Призвав его к себе, Гэндзи спросил:
«Ну, что? Значит, она скончалась уже наверное?» — и, закрыв лицо рукавом одежды, заплакал. Заплакал и Корэмицу.
«Да! Жизни ее пришел конец! Оставлять ее такое долгое время было неудобно, и я сговорился с одним знакомым мне почтенным старым бонзою на завтра: свершить, если день будет хорош, то, что нужно», — сказал он.
«А что с той женщиной, что была при ней?» — спросил Гэндзи.
«Похоже на то, что и она не выживет! Сегодня утром она «пыталась было броситься вниз с горы», в полном душевном расстройстве крича: «Я — за госпожою!» Она было объявила, что пойдет расскажет про все у них в доме, но я ее уговорил: потерпи немного! Сначала обдумаем все хорошенько…» — рассказывал Корэмицу, и Гэндзи нашел, что он поступил правильно.
«А я тоже страдаю ужасно. Сам думаю: уж не случится ли что-нибудь и со мною…»
«Ну, что вы там еще придумали!.. Ведь то, что произошло, — вещь неизбежная. Со всеми так будет. Если же вы хотите, чтобы никто об этом не проведал, Корэмицу возьмет все на себя и сделает все, что следует», — говорил Корэмицу.
«Ты — прав! Я и сам так думаю; но мне тяжело, что из прихоти своего сердца я убил ее понапрасну и теперь понесу на себе ее ненависть и скорбь. Смотри, ты не рассказывай ничего даже сестре своей. Тем более же матери-монахине. Она всегда предостерегала меня, и мне теперь так стыдно перед нею…» Так замкнул уста Корэмицу Гэндзи.

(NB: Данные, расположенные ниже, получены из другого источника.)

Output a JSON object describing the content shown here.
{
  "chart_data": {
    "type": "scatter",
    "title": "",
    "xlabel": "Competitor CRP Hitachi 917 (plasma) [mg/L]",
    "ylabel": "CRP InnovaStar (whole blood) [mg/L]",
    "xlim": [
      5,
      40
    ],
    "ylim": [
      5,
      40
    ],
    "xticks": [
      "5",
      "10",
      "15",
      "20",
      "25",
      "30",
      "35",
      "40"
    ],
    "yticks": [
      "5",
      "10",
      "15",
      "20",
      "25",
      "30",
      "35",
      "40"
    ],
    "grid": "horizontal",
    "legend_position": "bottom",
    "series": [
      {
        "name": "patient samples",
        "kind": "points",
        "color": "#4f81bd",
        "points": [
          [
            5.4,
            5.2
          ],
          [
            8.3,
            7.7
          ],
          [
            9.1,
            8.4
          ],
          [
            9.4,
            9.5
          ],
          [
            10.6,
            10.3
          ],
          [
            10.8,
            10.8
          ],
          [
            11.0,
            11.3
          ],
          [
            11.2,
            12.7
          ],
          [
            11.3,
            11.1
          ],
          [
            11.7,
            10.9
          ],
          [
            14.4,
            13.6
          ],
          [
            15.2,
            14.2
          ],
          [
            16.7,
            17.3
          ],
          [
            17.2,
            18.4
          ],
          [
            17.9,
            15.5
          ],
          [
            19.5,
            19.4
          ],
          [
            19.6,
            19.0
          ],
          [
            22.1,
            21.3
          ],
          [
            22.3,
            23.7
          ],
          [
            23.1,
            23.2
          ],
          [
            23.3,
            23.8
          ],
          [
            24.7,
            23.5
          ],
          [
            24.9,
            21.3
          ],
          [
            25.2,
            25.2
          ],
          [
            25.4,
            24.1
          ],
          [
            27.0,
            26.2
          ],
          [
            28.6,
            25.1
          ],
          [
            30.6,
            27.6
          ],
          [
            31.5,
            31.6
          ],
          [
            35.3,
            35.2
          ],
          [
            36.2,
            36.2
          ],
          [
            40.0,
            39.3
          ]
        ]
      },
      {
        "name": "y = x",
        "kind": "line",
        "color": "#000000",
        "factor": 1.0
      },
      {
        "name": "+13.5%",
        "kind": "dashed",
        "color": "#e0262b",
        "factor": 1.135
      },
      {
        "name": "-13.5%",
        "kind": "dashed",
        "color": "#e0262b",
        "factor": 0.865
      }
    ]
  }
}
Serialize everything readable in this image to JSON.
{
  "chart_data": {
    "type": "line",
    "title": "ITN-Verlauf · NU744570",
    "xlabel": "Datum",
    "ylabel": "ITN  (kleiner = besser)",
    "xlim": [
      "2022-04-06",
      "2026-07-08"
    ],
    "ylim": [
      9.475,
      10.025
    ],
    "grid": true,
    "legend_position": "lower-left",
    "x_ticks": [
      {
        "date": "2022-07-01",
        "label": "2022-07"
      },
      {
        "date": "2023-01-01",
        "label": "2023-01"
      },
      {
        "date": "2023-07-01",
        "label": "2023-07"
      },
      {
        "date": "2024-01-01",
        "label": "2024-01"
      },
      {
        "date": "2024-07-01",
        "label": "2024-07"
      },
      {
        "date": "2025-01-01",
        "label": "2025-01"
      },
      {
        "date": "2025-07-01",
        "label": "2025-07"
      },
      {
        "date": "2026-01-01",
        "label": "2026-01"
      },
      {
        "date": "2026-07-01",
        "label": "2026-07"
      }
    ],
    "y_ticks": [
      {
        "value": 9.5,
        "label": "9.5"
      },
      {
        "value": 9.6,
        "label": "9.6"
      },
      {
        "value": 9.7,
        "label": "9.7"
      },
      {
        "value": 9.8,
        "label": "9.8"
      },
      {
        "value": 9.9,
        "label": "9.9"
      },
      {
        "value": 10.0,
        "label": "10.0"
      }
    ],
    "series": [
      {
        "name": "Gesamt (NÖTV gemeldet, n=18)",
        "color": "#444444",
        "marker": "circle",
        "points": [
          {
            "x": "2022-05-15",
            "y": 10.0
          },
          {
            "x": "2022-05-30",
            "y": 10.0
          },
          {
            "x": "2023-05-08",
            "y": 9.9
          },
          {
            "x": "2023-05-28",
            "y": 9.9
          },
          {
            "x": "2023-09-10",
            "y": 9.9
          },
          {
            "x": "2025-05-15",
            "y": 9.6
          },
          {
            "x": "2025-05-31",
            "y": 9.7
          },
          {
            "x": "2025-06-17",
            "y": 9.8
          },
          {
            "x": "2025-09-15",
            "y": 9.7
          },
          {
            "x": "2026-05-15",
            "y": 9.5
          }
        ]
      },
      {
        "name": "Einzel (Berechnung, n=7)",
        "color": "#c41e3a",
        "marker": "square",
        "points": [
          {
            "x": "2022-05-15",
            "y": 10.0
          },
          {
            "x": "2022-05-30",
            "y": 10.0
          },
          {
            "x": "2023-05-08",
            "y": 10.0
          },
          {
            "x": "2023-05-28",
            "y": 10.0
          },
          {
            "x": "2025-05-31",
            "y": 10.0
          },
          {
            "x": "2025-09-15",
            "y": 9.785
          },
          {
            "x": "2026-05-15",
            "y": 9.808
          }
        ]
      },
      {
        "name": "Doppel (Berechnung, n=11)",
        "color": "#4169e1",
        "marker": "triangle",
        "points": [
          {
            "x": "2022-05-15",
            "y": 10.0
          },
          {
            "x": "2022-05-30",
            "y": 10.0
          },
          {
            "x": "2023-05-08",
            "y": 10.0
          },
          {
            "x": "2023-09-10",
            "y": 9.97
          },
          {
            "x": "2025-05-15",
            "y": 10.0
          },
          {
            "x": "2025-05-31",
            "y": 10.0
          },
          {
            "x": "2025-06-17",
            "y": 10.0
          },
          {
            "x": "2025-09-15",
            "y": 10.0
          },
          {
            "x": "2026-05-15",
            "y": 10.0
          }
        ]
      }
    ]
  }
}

Прислушивавшиеся к этому разговору женщины в доме Гэндзи дивились между собой:
«Что за диковина! Говорят, что осквернился, не идет во дворец, шепчется там и вздыхает…»
Гэндзи снова заговорил о похоронах.
«Смотри сделай же все как следует!»
«Уж конечно! Тут ничего трудного и нет», — ответил Корэмицу и поднялся, чтоб уходить. Тут Гэндзи в сильнейшей тоске заявил:
«Я знаю, что это — неудобно, но я не в силах не повидать еще раз останки Югао. Я поеду с тобою, верхом на коне!»
Корэмицу считал это лишним, но все же сказал:
«Если вы уж так хотите, то делать нечего. Только едем скорее, чтобы вы успели вернуться домой до ночи».
Гэндзи переоделся в ту самую охотничью одежду, которую он изготовил себе для последнего времени, и вышел из дому.
На сердце у него было мрачно, и страдал он невыразимо. «Что, если и я на этом необычном пути повстречаюсь с такой же напастью?» — волновался он и никак не мог совладать со своею печалью.
«Увижу теперь все, что осталось от Югао, и когда, в каком мире мне придется повстречаться с ней опять?» — думал он.
Отправился он, как обычно, с одним Корэмицу и слугою.